Christian told Jellicoe that ‘certainly Cressy need not have been sacrificed and probably not Hogue if they had only dashed up within say a mile to windward, out all boats and away again.’[12]

Campbell, Christian and Drummond were all placed on half pay, but the two admirals were later given new employment. The Court of Inquiry’s criticism was mainly directed at the Admiralty, meaning Battenberg and Sturdee. Later, when they had left the Admiralty, the Third and Fourth Sea Lords, who had little involvement in operational matters, agreed with this, as did Admiral of the Fleet Sir Arthur Wilson, a former First Sea Lord.

Much of the public criticism fell on Churchill, who was prone to interfere in operational decisions. In fact, on this occasion he had recommended that the Bacchantes should be withdrawn from this patrol, but had not interfered in order to make sure that this was done.

Admiral Sir Bertram Ramsay, who in WWII organised the naval parts of the evacuation from Dunkirk in 1940 and the invasion of Normandy in 1944, was a Lieutenant in 1914. He wrote in his diary that it ‘just shows how utterly without imagination the majority of our senior officers are.’[13]

The action showed the potency of submarines to both sides, although some in Britain thought that more than one U-boat must have taken part. The Times wrote on 25 September that:

‘It is well-known that German submarines operate in flotillas of six boats. If it is true that only one, U9, returned to harbour, we may assume that the others are lost.’[14]

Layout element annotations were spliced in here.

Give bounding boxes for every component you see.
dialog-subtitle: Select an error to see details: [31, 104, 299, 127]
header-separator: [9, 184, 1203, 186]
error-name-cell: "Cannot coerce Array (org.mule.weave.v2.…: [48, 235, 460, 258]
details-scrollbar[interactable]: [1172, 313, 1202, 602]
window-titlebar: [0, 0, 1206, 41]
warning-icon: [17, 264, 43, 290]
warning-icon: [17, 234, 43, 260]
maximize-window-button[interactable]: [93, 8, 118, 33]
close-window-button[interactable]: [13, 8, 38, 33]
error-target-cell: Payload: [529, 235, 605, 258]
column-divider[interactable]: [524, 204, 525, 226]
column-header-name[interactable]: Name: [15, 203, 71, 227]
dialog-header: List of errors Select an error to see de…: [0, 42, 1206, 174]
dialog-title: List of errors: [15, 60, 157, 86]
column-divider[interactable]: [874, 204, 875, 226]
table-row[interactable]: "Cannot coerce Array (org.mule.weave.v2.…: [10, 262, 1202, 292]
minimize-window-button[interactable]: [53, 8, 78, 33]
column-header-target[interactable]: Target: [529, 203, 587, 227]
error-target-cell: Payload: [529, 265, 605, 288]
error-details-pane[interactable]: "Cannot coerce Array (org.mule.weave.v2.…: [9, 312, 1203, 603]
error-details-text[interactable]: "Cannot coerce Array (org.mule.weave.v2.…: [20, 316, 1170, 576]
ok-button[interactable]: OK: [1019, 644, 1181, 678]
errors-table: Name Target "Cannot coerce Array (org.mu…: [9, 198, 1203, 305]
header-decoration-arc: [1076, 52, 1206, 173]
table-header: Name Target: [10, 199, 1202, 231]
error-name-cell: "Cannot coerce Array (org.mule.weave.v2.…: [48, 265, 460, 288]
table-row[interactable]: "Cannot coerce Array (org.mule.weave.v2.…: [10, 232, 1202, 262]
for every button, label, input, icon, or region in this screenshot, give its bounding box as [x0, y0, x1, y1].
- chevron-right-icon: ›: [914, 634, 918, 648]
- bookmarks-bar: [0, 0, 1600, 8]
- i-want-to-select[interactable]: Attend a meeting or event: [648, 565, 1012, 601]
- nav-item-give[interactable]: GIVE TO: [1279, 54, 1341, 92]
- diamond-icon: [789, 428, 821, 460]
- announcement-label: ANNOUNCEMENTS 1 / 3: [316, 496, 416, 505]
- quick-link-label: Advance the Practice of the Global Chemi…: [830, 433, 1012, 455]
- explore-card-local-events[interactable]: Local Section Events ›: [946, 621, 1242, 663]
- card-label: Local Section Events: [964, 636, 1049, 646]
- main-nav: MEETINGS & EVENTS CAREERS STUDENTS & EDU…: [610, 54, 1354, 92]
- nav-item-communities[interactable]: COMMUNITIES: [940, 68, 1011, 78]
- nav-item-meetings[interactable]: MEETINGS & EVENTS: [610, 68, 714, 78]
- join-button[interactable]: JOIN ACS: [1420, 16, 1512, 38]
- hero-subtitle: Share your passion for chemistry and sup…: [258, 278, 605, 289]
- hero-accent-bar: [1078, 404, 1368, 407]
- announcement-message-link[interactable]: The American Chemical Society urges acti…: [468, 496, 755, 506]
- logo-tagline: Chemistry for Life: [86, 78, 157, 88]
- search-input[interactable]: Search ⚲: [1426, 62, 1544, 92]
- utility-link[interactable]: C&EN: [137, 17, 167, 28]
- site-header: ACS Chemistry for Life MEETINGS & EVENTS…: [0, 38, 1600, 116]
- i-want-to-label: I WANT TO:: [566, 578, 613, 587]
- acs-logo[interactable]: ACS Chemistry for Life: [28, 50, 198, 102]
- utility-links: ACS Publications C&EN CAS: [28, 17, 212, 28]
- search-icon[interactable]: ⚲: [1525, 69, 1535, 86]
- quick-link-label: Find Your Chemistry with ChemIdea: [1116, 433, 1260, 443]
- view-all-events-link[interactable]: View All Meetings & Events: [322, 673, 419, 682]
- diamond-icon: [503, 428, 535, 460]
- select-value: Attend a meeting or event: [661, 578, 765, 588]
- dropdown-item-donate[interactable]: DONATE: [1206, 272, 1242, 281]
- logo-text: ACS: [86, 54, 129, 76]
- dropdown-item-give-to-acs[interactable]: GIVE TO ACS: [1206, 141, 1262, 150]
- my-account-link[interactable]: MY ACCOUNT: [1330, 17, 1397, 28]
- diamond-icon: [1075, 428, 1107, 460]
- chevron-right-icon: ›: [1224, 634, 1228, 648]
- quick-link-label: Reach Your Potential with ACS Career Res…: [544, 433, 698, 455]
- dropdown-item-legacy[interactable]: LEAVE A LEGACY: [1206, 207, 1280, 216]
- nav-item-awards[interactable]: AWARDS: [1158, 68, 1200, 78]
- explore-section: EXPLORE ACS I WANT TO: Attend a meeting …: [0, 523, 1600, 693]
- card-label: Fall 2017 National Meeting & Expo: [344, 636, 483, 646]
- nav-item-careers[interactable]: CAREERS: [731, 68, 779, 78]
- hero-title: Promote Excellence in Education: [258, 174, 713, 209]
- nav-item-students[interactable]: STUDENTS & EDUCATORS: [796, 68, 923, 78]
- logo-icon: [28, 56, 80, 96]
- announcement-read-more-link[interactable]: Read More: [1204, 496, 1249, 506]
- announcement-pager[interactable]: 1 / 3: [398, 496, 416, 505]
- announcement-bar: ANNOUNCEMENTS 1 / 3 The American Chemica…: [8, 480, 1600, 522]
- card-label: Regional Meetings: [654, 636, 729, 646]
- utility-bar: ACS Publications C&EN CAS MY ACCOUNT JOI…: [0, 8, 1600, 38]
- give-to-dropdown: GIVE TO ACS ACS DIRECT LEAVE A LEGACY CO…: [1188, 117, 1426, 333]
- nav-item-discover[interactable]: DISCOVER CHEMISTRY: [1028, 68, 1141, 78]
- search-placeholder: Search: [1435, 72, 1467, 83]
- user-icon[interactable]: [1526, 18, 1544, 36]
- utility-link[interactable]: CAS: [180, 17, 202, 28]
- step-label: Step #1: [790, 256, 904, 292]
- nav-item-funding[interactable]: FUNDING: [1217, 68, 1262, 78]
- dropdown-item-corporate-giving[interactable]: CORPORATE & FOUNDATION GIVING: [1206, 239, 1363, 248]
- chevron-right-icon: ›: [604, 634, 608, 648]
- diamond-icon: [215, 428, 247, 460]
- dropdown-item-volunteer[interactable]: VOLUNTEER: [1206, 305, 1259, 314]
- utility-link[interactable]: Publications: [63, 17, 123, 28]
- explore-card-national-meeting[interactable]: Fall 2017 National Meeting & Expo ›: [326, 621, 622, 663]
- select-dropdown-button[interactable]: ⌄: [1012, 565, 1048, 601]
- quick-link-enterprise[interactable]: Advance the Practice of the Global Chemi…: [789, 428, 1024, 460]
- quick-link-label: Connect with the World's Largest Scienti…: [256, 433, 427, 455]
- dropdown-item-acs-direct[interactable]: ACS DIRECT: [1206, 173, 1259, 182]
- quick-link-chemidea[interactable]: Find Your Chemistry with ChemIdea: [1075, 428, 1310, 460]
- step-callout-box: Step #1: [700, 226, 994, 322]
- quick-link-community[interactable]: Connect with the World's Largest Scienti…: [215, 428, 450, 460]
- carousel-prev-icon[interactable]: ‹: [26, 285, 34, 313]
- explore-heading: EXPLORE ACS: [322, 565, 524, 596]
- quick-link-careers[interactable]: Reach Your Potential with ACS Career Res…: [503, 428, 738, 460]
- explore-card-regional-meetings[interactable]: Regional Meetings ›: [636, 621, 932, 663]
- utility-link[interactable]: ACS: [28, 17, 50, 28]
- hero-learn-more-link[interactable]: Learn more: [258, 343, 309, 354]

The Kaiser awarded Weddigen the Iron Cross First Class and every other member of U9’s crew the Iron Cross Second Class. The action cancelled out the moral advantage that the RN had gained from its victory at Helgoland Bight on 28 August 1914. U9 and the light cruiser SMS Emden were the only German ships to be awarded the Iron Cross during the war.

[1] Quoted in J. S. Corbett, H. Newbolt, Naval Operations, 5 vols. (London: HMSO, 1938). vol. i, p. 171.

[2] Quoted in R. K. Massie, Castles of Steel: Britain, Germany, and the Winning of the Great War at Sea (London: Jonathan Cape, 2004), p. 129.

[3] Quoted in Ibid.

[4] Quoted in A. J. Marder, From the Dreadnought to Scapa Flow; the Royal Navy in the Fisher Era, 1904-1919, 5 vols. (London: Oxford University Press, 1961-70). vol. ii, p. 56

[5] Ibid. vol. ii, p. 57, footnote 27. Marder’s source was Admiral Sir William James, who was told the story by Keyes.

[6] Ibid.

[7] J. Goldrick, The King’s Ships Were at Sea: The War in the North Sea, August 1914-February 1915 (Annapolis, MD: Naval Institute Press, 1984), p. 127.

[8] R. A. Hough, The Great War at Sea, 1914-1918 (Oxford: Oxford University Press, 1983), p. 62.

[9] Goldrick, The King’s Ships, p. 126.

[10] Quoted in Ibid., p. 133.

[11] Quotes in this paragraph from Marder, From. vol. ii, p. 55.

[12] Quoted in Goldrick, The King’s Ships, p. 133.

[13] Quoted in G. A. H. Gordon, The Rules of the Game: Jutland and British Naval Command (London: John Murray, 1996), p. 390.

[14] Quoted in Massie, Castles, p. 137.